Com a cerimónia adequada ela pegou no lápis. Começou a escrever. O lápis oscilando freneticamente para desenhar as palavras, a mão contorcendo-se para reter o lápis nos dedos. O lápis ainda se continha. Agora as palavras…Ai as palavras…! Se pudessem saiam a voar da folha. E isso seria trágico. A rapariga desenhava letras, letras que formavam palavras. Palavras com significados cruéis, maldosos e que incitavam a violência. Mas as palavras eram selvagens e lutavam para se soltarem do papel e, uma vez fora dele, não tornavam a voltar e eram extremamente perigosas. Uma palavra é um elemento poderosíssimo que quando a soltamos nunca mais é só nossa e perdura por ciclos de gerações. Nós morremos. Elas permanecem.
Então ela escrevia, com fulgor, com um ímpeto furioso. Tanto ódio impregnado que se reproduzia dentro dela. Com rapidez a desconfiança e o desespero atingiram-lhe o cérebro e quando lhe tocaram o coração transformaram-se em ódio puro. Corroeu-se assim um coração neutro, normal, indiferente, que poderia ter sido usado para o bem…

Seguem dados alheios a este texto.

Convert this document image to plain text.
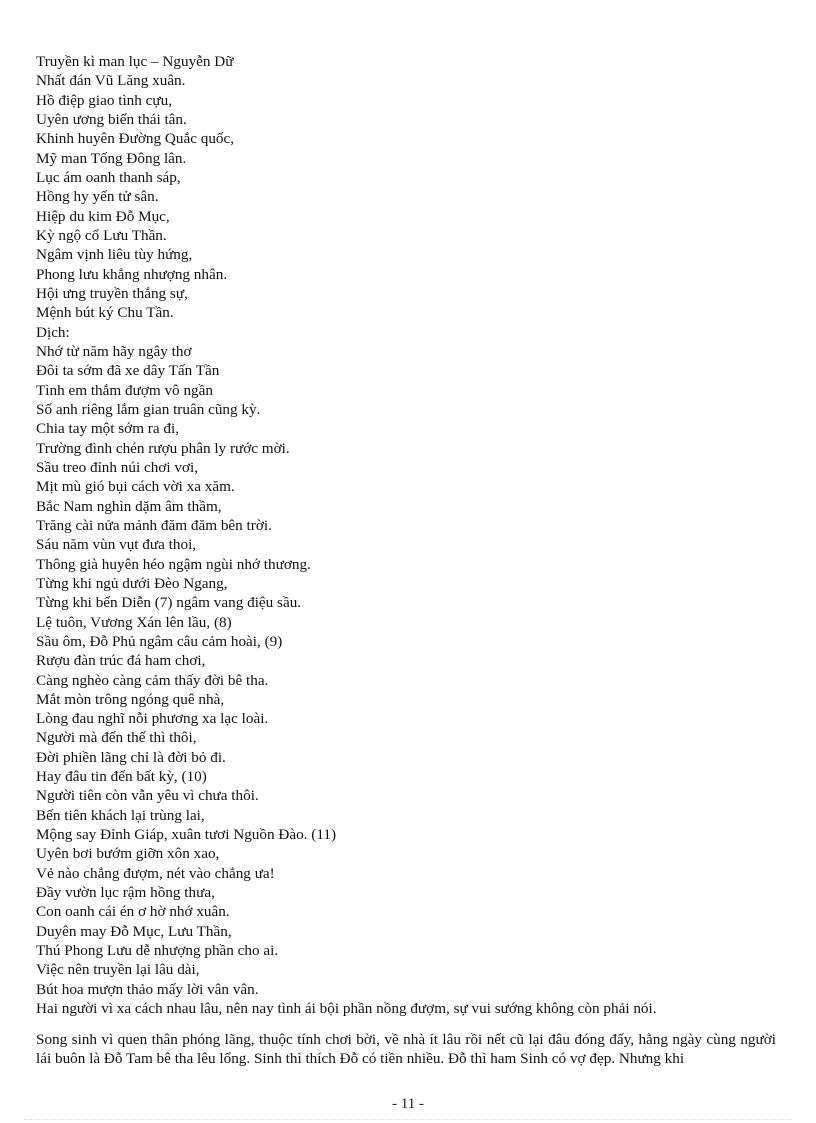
Truyền kì man lục – Nguyễn Dữ
Nhất đán Vũ Lăng xuân.
Hồ điệp giao tình cựu,
Uyên ương biến thái tân.
Khinh huyên Đường Quắc quốc,
Mỹ man Tống Đông lân.
Lục ám oanh thanh sáp,
Hồng hy yến tử sân.
Hiệp du kim Đỗ Mục,
Kỳ ngộ cổ Lưu Thần.
Ngâm vịnh liêu tùy hứng,
Phong lưu khẳng nhượng nhân.
Hội ưng truyền thắng sự,
Mệnh bút ký Chu Tần.
Dịch:
Nhớ từ năm hãy ngây thơ
Đôi ta sớm đã xe dây Tấn Tần
Tình em thắm đượm vô ngần
Số anh riêng lắm gian truân cũng kỳ.
Chia tay một sớm ra đi,
Trường đình chén rượu phân ly rước mời.
Sầu treo đỉnh núi chơi vơi,
Mịt mù gió bụi cách vời xa xăm.
Bắc Nam nghìn dặm âm thầm,
Trăng cài nửa mảnh đăm đăm bên trời.
Sáu năm vùn vụt đưa thoi,
Thông già huyên héo ngậm ngùi nhớ thương.
Từng khi ngủ dưới Đèo Ngang,
Từng khi bến Diễn (7) ngâm vang điệu sầu.
Lệ tuôn, Vương Xán lên lầu, (8)
Sầu ôm, Đỗ Phủ ngâm câu cảm hoài, (9)
Rượu đàn trúc đá ham chơi,
Càng nghèo càng cảm thấy đời bê tha.
Mắt mòn trông ngóng quê nhà,
Lòng đau nghĩ nỗi phương xa lạc loài.
Người mà đến thế thì thôi,
Đời phiền lãng chỉ là đời bỏ đi.
Hay đâu tin đến bất kỳ, (10)
Người tiên còn vẫn yêu vì chưa thôi.
Bến tiên khách lại trùng lai,
Mộng say Đỉnh Giáp, xuân tươi Nguồn Đào. (11)
Uyên bơi bướm giỡn xôn xao,
Vẻ nào chẳng đượm, nét vào chẳng ưa!
Đầy vườn lục rậm hồng thưa,
Con oanh cái én ơ hờ nhớ xuân.
Duyên may Đỗ Mục, Lưu Thần,
Thú Phong Lưu dễ nhượng phần cho ai.
Việc nên truyền lại lâu dài,
Bút hoa mượn thảo mấy lời vân vân.
Hai người vì xa cách nhau lâu, nên nay tình ái bội phần nồng đượm, sự vui sướng không còn phải nói.
Song sinh vì quen thân phóng lãng, thuộc tính chơi bời, về nhà ít lâu rồi nết cũ lại đâu đóng đấy, hằng ngày cùng người lái buôn là Đỗ Tam bê tha lêu lổng. Sinh thì thích Đỗ có tiền nhiều. Đỗ thì ham Sinh có vợ đẹp. Nhưng khi
- 11 -
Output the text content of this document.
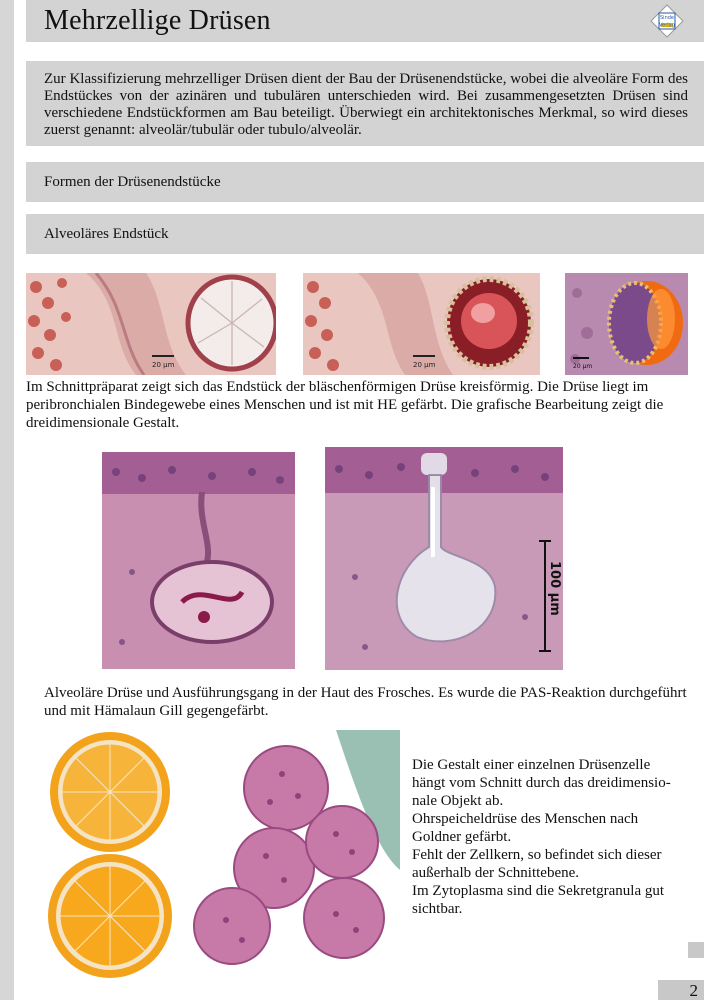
Mehrzellige Drüsen	Sinde
Verlag

Zur Klassifizierung mehrzelliger Drüsen dient der Bau der Drüsenendstücke, wobei die alveoläre Form des Endstückes von der azinären und tubulären unterschieden wird. Bei zusammengesetzten Drüsen sind verschiedene Endstückformen am Bau beteiligt. Überwiegt ein architektonisches Merkmal, so wird dieses zuerst genannt: alveolär/tubulär oder tubulo/alveolär.

Formen der Drüsenendstücke
Alveoläres Endstück
20 µm	20 µm	20 µm
Im Schnittpräparat zeigt sich das Endstück der bläschenförmigen Drüse kreisförmig. Die Drüse liegt im peribronchialen Bindegewebe eines Menschen und ist mit HE gefärbt. Die grafische Bearbeitung zeigt die dreidimensionale Gestalt.
100 µm
Alveoläre Drüse und Ausführungsgang in der Haut des Frosches. Es wurde die PAS-Reaktion durchgeführt und mit Hämalaun Gill gegengefärbt.
Die Gestalt einer einzelnen Drüsenzelle
hängt vom Schnitt durch das dreidimensio-
nale Objekt ab.
Ohrspeicheldrüse des Menschen nach
Goldner gefärbt.
Fehlt der Zellkern, so befindet sich dieser
außerhalb der Schnittebene.
Im Zytoplasma sind die Sekretgranula gut
sichtbar.
2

Ela escrevia. O papel começou a ficar manchado, as letras difusas, pois gotas atiravam-se dos seus olhos para a folha. Não lágrimas de tristeza obviamente. Mas de raiva e de frustração.
Já a mão lhe tremia e mesmo antes do suspiro final parou. Simplesmente parou. Olhou em frente. Uma tela aparecia defronte dos seus olhos. E lentamente a circundou. Era branca. Não. Era pálida. De uma palidez desconcertante. E só então viu. Pessoas. Não. Corpos. Acorrentados, sem vida, dilacerados e ainda com a expressão de medo no rosto, de terror, de dor. Apelos de ajuda mortos nas suas bocas ligeiramente abertas, algumas descaídas, outras até sem queixo e lábio inferior. Mortos, pois aos corpos faltava-lhe o fulgor, o sopro, o suspiro, o ar. Esse mesmo fulgor, sopro, suspiro e ar próprio dos vivos. E então, sentiu-se acorrentada. Correntes esmagavam-lhe os pulsos. Nada se ouvia. Até o som dos próprios movimentos era inexistente. Não gritou. Não lutou. Aceitou. Morria conformada com o fado para si escolhido. Só uma coisa ainda vivia. O ímpeto da escrita. Não furioso, não raivoso. Ondeante, delicado e suave. Teve a sua redenção. O seu momento de expiação. Conseguiu purgar o seu coração. E então ali ficou. Não torturada, não dilacerada, não desmembrada. Branca.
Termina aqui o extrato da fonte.